Позже, выйдя из ванной, примыкавшей к нашей комнате, я ощутил себя гораздо увереннее, привлекательнее и чище.
— Теперь мне понятно, почему товарищ Буров… — игриво начал я.
— Товарищ Буров зря надеялся… — ответила Алла, не открывая глаз.
— А я?
— И не мечтай!
— А как же супружеский долг?
— Я буду кричать!
— Тогда французы подумают, что советские женщины — нимфоманки!
— Неужели ты этим воспользуешься? — спросила она тихо и еще крепче зажмурилась.
— Можешь не сомневаться.
— А мне казалось, ты не такой, как все…
Поразительно, но эта среднешкольная уловка, с помощью которой некогда мои одноклассницы пытались пресекать попытки во время танго сдвинуть ладонь чуть ниже талии, подействовала на меня совершенно обескураживающе. Я осторожно снял со стены шпагу с резным эфесом и, отсекая себе путь к соблазну, положил ее на постель — вдоль сокрытого одеялом Аллиного тела, а сам осторожно улегся по другую сторону клинка.
— Можешь открыть глаза.
— Это по-рыцарски! — после некоторого молчания сказала она. — Ты прелесть…
Шпага начищенно блестела, и только внутри глубокого кровотока сохранилась чернота времени. Алла выключила ночник. От ее тела исходил какой-то странный, одновременно пряный и очень домашний запах, и чем дольше я вдыхал его, тем явственнее ощущал, как внутри меня все туже и туже закручивается сладостная пружина безрассудства. О том, что случится, когда она — очень скоро! — распрямится, я догадывался и потому встал с постели, ощупью нашел в темноте кресло и устроился там в позе эмбриона, укрывшись своим пиджаком.
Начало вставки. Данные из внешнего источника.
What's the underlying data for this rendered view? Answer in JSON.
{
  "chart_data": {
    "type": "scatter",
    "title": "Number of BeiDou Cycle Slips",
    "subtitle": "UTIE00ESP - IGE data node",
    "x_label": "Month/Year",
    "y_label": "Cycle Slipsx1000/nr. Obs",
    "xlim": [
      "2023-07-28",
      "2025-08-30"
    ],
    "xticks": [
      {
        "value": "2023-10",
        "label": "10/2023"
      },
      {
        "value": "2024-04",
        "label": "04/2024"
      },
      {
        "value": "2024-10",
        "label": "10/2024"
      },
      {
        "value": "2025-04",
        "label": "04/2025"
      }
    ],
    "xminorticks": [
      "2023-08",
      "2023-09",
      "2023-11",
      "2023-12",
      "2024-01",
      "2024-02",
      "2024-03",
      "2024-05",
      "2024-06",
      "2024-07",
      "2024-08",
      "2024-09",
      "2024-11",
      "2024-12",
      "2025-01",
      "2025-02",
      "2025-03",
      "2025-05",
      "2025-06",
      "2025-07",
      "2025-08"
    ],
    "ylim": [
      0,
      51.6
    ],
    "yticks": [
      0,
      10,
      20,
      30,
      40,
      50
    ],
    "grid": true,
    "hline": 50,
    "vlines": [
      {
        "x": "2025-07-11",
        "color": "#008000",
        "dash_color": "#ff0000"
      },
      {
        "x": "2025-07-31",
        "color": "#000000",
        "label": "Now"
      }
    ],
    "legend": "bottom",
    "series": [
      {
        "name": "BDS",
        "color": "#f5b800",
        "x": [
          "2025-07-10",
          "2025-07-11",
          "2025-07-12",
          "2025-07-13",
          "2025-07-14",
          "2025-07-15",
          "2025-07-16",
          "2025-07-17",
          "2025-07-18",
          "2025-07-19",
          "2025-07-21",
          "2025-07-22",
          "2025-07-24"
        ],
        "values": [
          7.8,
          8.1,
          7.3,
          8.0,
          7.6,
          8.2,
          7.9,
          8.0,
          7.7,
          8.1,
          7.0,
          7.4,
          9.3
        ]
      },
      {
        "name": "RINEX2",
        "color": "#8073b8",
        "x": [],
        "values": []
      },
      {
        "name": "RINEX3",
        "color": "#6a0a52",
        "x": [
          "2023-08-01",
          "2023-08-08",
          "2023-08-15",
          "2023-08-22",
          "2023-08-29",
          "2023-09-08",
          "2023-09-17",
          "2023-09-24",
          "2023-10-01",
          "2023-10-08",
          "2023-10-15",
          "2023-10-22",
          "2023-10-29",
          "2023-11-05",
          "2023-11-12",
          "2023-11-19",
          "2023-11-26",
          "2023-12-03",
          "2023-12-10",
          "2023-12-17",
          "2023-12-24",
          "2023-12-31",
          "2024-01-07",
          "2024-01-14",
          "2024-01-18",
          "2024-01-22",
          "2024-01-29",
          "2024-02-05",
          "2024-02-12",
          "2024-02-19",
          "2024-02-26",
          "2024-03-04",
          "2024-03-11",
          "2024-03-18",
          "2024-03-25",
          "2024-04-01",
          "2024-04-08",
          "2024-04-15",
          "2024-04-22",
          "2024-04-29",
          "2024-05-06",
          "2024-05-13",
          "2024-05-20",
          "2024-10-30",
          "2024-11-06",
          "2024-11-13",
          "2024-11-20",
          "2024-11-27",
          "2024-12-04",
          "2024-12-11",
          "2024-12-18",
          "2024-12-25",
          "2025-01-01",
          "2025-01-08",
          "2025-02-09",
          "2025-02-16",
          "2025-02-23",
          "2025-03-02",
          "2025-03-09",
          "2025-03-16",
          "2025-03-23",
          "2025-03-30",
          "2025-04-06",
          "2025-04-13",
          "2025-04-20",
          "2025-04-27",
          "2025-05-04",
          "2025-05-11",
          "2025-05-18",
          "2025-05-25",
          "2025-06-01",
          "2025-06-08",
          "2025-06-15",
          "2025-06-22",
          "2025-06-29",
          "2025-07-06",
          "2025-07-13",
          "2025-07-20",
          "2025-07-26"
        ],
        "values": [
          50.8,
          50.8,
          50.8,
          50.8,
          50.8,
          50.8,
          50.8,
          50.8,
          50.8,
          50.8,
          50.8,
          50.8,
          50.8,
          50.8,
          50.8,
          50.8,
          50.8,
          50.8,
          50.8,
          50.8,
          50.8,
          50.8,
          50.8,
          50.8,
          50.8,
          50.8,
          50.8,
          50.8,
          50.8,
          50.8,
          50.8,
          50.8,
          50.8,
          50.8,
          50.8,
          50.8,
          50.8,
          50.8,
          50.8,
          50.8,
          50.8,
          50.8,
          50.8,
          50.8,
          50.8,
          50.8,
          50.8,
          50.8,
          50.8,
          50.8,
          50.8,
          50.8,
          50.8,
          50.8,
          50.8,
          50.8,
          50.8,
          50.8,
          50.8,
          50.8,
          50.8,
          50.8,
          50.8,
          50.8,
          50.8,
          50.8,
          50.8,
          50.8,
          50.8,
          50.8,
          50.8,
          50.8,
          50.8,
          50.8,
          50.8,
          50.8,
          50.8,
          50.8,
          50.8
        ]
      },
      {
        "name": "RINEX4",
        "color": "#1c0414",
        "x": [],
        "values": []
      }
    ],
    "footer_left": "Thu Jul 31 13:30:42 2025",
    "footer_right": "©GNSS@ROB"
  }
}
Вино 1962 года почти заставило меня позабыть, что у Аллы нет наготы.
— Там удобнее? — спросила она.
— Спокойнее.
— Ты настоящий мужчина, — вздохнула Алла. — Я тебя уважаю…
— А зачем ты врала им про нас?.. И еще про дачу, теннис, машины?..
— Не знаю… Пусть думают, что мы счастливые и богатые…
— Пусть…
— Но мы же в самом деле могли познакомиться в институте… И все остальное… И дача у нас могла быть… И машина… Разве нет?
— Спокойной ночи, — ответил я.
— Спасибо, — отозвалась Алла, и мне послышалось, что она улыбается.
Утром я проснулся от того, что в грудь мне уперлось холодное острие. Надо мной стояла Алла, и в руке у нее была вчерашняя шпага.
— Вставай, Тристан! — смеялась она.
— Я проспал? — Мне показалось, что я дома и нужно мчаться на работу.
— Проспал! — кивнула Алла.
За завтраком мы пили кофе с молоком из чашек, похожих на большие пиалы, и ели булочки с маслом и джемом. Потом нас повезли в парк, вроде Сокольников, там мы гуляли, ели мороженое и обсуждали нелегкое существование французских пенсионеров в сравнении с беззаботной житухой советских ветеранов труда. В конце концов, забывшись, я все-таки вытащил фотографию Вики, и наши хозяева, вообразив, очевидно, недоброе, все оставшееся время поглядывали на Аллу с ободряющим сочувствием.
К обеду мы должны были вернуться в лоно родной спецтургруппы. Почти у самого отеля месье Антуан вручил нам подарки — два целлофановых мешочка, в которых лежали белые носки с надписью «теннис», матерчатые повязки на голову и махровые браслеты, называющиеся, как выяснилось впоследствии, «напульсниками»… Из сопроводительного объяснения сияющего месье Антуана я уловил только одно слово — «хобби».